We need a model that drives more visits — both in-person and virtual — and relies more on the veterinary nurse and less on the doctor. Subscription preventive care plans are the answer, connecting pet owners with the veterinary team several times a year.
I fear I’m starting to sound like a bad late-night infomercial — “But wait, there’s more!” But there is more. Take a look at our dominant workforce and pet owner, or what I refer to as PetGen (millennials plus Generation Z). PetGen lives life around the convenience and budgeting availed through subscription plans. Don’t believe me? Check my kid’s Visa statements: Blue Apron, Dollar Shave Club, Amazon Prime, Netflix, Hello Fresh, Barkbox, Kindle Direct, Stitch Fix, Regal Movies Unlimited. The case for subscription models is clear.
Additionally, today’s pet owners (and probably yesterday’s) are not particularly interested in hearing my exam room dissertation on Lepto, hepatitis, parvo, feline leukemia and ascarids. Zzzzzzzzz. I don’t need to wind up my spiel for the 20th time today when the client and I know that their pet is enrolled in a plan and is receiving all necessary care in support of a long and happy life.
Instead, we can talk about the things they want to talk about, like nutrition, the dog park, behavior, the litter box, the pet’s emotional well-being, breed-specific concerns, the weather, the big game. Further still, the vast majority of care delivered through these plans can and should be delivered by empowered, appreciated and fairly compensated team members with veterinary nurses leading the charge. Incidentally, the improved profitability derived from subscription models allows practice owners the freedom to raise wages and benefits.
For Everyone’s Well-Being
WellHaven Pet Health offers a subscription model of preventive care we call a Care Companion Plan. In addition to exams, diagnostics and immunizations, we offer a telemedicine component and monthly flea/tick and heartworm medication. We rolled it out in 2019 and will have over 10,000 families enrolled by year’s end. It’s one of the ways we promote happy pets and families, happy teams, and the improved financial well-being of a thriving practice. (See the table at right.)

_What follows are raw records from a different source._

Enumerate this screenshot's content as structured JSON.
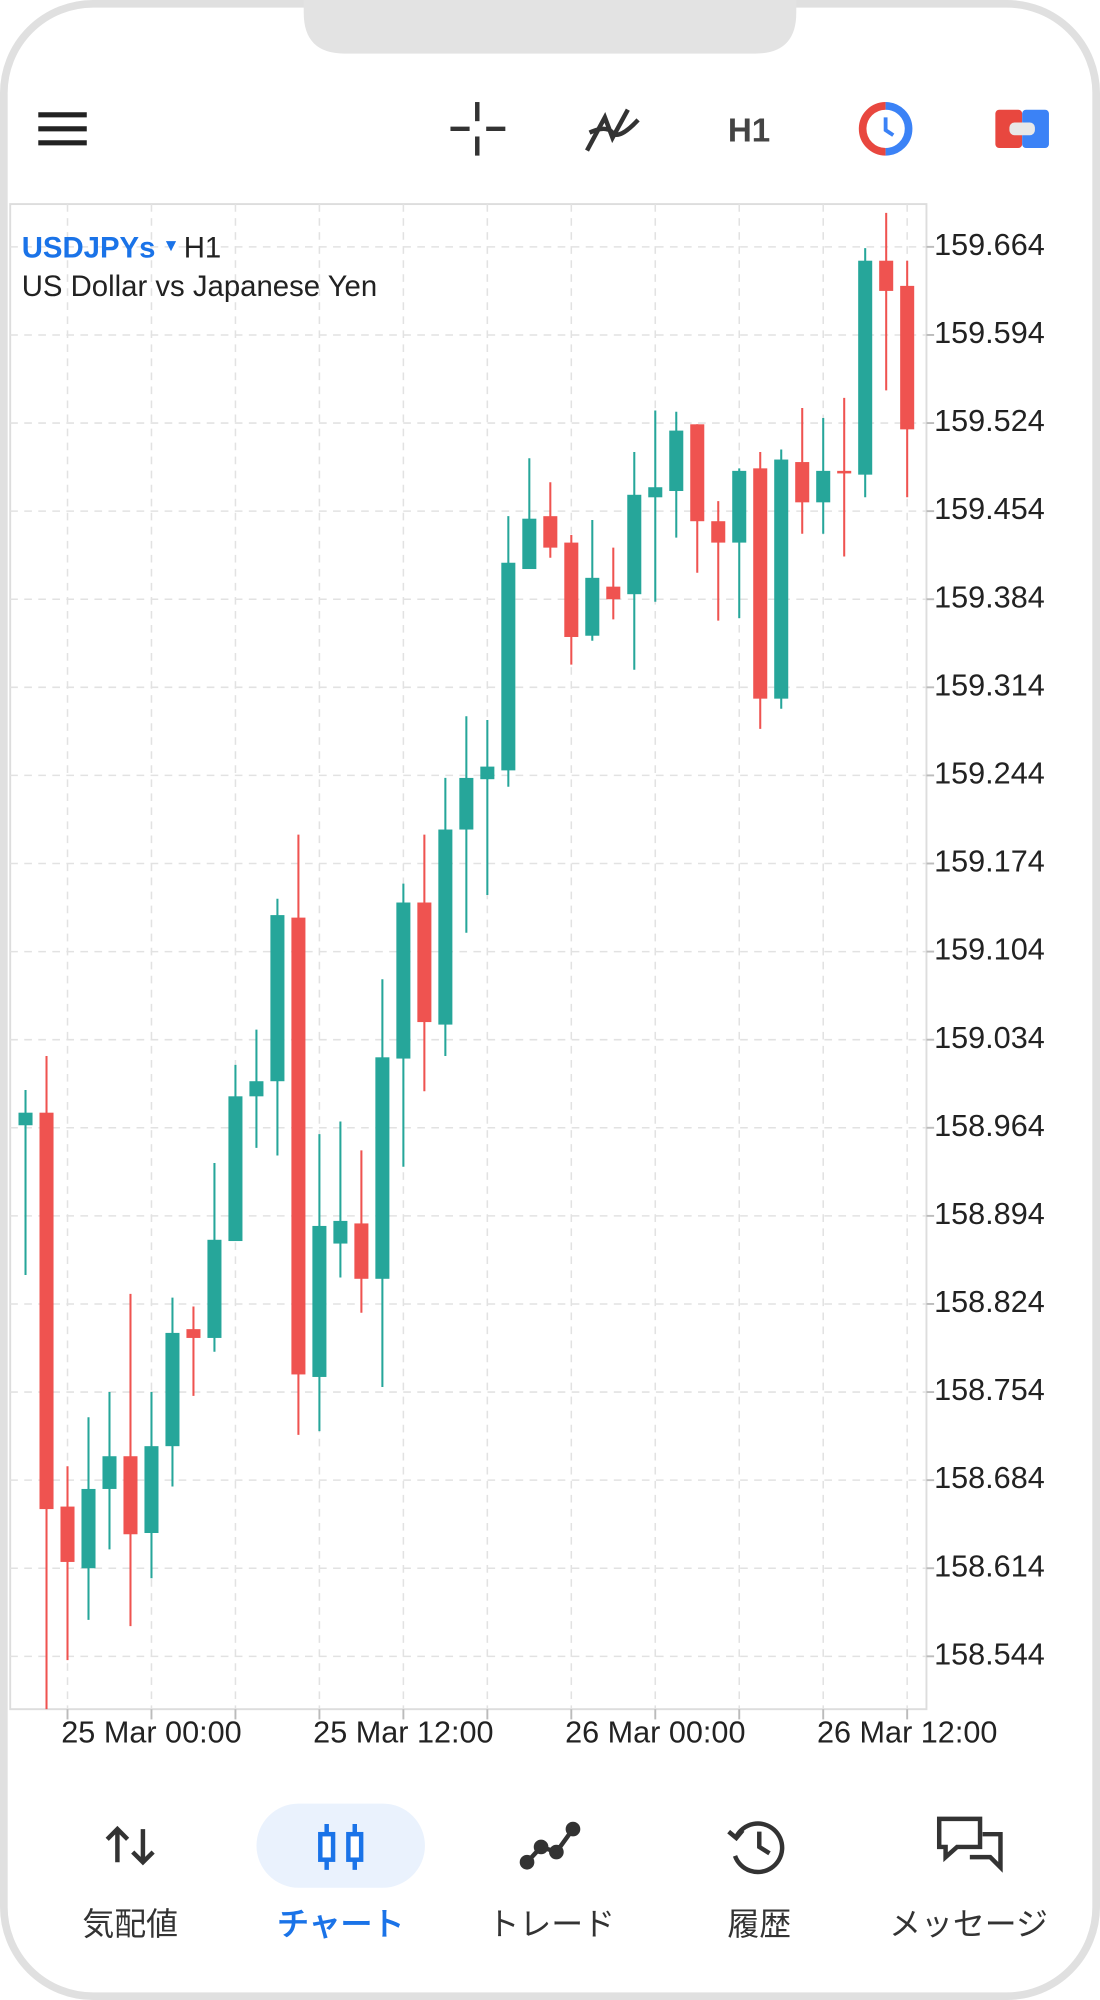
{
  "toolbar": {
    "timeframe": "H1"
  },
  "chart_data": {
    "type": "candlestick",
    "symbol": "USDJPYs",
    "timeframe": "H1",
    "description": "US Dollar vs Japanese Yen",
    "categories": [
      null,
      null,
      null,
      null,
      null,
      null,
      "25 Mar 00:00",
      null,
      null,
      null,
      null,
      null,
      null,
      null,
      null,
      null,
      null,
      null,
      "25 Mar 12:00",
      null,
      null,
      null,
      null,
      null,
      null,
      null,
      null,
      null,
      null,
      null,
      "26 Mar 00:00",
      null,
      null,
      null,
      null,
      null,
      null,
      null,
      null,
      null,
      null,
      null,
      "26 Mar 12:00"
    ],
    "open": [
      158.966,
      158.976,
      158.663,
      158.614,
      158.677,
      158.703,
      158.642,
      158.711,
      158.804,
      158.797,
      158.874,
      158.989,
      159.001,
      159.131,
      158.766,
      158.872,
      158.888,
      158.844,
      159.019,
      159.143,
      159.046,
      159.201,
      159.241,
      159.248,
      159.408,
      159.45,
      159.429,
      159.355,
      159.394,
      159.388,
      159.465,
      159.47,
      159.523,
      159.446,
      159.429,
      159.488,
      159.305,
      159.493,
      159.461,
      159.486,
      159.483,
      159.653,
      159.633
    ],
    "high": [
      158.994,
      159.021,
      158.695,
      158.734,
      158.754,
      158.832,
      158.754,
      158.829,
      158.822,
      158.936,
      159.014,
      159.042,
      159.146,
      159.197,
      158.959,
      158.969,
      158.946,
      159.082,
      159.158,
      159.197,
      159.242,
      159.291,
      159.288,
      159.45,
      159.496,
      159.477,
      159.435,
      159.447,
      159.425,
      159.501,
      159.534,
      159.533,
      159.523,
      159.462,
      159.488,
      159.501,
      159.503,
      159.536,
      159.528,
      159.544,
      159.663,
      159.691,
      159.653
    ],
    "low": [
      158.847,
      158.502,
      158.541,
      158.573,
      158.629,
      158.568,
      158.606,
      158.679,
      158.751,
      158.786,
      158.874,
      158.948,
      158.942,
      158.72,
      158.723,
      158.845,
      158.817,
      158.758,
      158.933,
      158.993,
      159.021,
      159.119,
      159.149,
      159.235,
      159.408,
      159.417,
      159.332,
      159.351,
      159.368,
      159.328,
      159.382,
      159.433,
      159.405,
      159.367,
      159.369,
      159.281,
      159.297,
      159.436,
      159.436,
      159.418,
      159.465,
      159.55,
      159.465
    ],
    "close": [
      158.976,
      158.661,
      158.619,
      158.677,
      158.703,
      158.641,
      158.711,
      158.801,
      158.797,
      158.875,
      158.989,
      159.001,
      159.133,
      158.768,
      158.886,
      158.89,
      158.844,
      159.02,
      159.143,
      159.048,
      159.201,
      159.242,
      159.251,
      159.413,
      159.448,
      159.425,
      159.354,
      159.401,
      159.384,
      159.467,
      159.473,
      159.518,
      159.446,
      159.429,
      159.486,
      159.305,
      159.495,
      159.461,
      159.486,
      159.484,
      159.653,
      159.629,
      159.519
    ],
    "up_color": "#26a69a",
    "down_color": "#ef5350",
    "ylim": [
      158.502,
      159.698
    ],
    "yticks": [
      158.544,
      158.614,
      158.684,
      158.754,
      158.824,
      158.894,
      158.964,
      159.034,
      159.104,
      159.174,
      159.244,
      159.314,
      159.384,
      159.454,
      159.524,
      159.594,
      159.664
    ],
    "grid": true
  },
  "nav": [
    {
      "label": "気配値"
    },
    {
      "label": "チャート"
    },
    {
      "label": "トレード"
    },
    {
      "label": "履歴"
    },
    {
      "label": "メッセージ"
    }
  ]
}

Just yesterday, we saw a 10-year-old kitty for regular preventive care. Routine bloodwork delivered as part of her Care Companion Plan revealed slightly elevated kidney numbers. By catching problems early, our team added years of quality life to the family’s beloved four-legged fur baby.
We all see the benefits of routine preventive care every day. Subscription preventive care plans are simply one more effective way to deliver it.
Coca-Cola, Google and SpongeBob figured out secret formulas to engage consumers, differentiate themselves, provide what customers demand and benefit all parties. I submit that we already have a secret formula in our profession, one that provides for healthy pets, healthy families, healthy teams and healthy practices.
The secret formula is simply a commitment to preventive care delivered through subscription plans. The secret is out. Give them a try. They work.